THE VISION-LANGUAGE-ACTION MODEL (VLA) APPROACH
With the launch of RT-2, Google presents a fresh approach to tackle these challenges. RT-2 is a vision-language-action (VLA) model, built upon the Transformer architecture, adept at processing textual and visual information from the web. Just as language models learn from web data to grasp concepts, RT-2 leverages this knowledge to instruct robots on executing specific actions.

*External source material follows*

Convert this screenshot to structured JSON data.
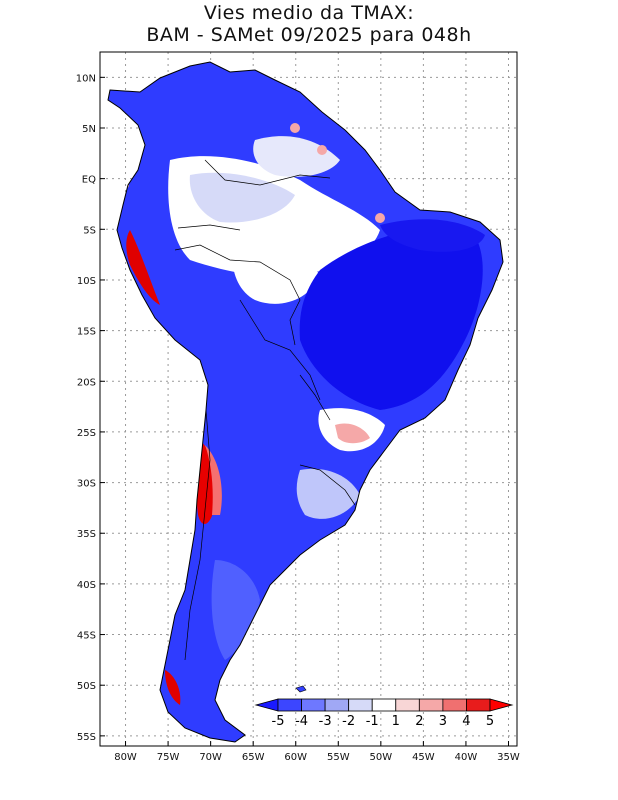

SPEAKING “ROBOT” – REASONING AND DECISION-MAKING
The true strength of RT-2 lies in its ability to communicate in the language of robots. It empowers robots to reason and make informed decisions based on their training data, allowing them to recognize objects in context and understand how to interact with them. For instance, RT-2 can effortlessly identify and dispose of trash without extensive training on this specific task. It comprehends the abstract nature of trash, acknowledging that what was once a bag of chips or a banana peel becomes trash after use. This streamlined approach eliminates the complexity of previous robotic systems, which relied on intricate stacks of systems communicating between high-level reasoning and low-level manipulation to control the robot’s actions. With RT-2, these tasks are consolidated into a single model, enabling intricate reasoning and seamless robot action outputs.
REMARKABLE RESULTS AND FUTURE PROSPECTS
After rigorous testing through over 6,000 robotic trials, Google’s team achieved remarkable results. On tasks that RT-2 was trained on (“seen” tasks), its performance matched that of its predecessor, RT-1. However, the most notable improvement was seen in novel, unseen scenarios, where RT-2’s performance nearly doubled to 62 per cent, compared to RT-1’s 32 per cent.
Robots equipped with RT-2 possess the ability to swiftly adapt to new situations and environments, akin to how humans learn by applying concepts to novel scenarios. Although there is still progress to be made in fully enabling robots in human-cantered environments, RT-2 offers a promising glimpse of the potential that lies ahead in the field of robotics.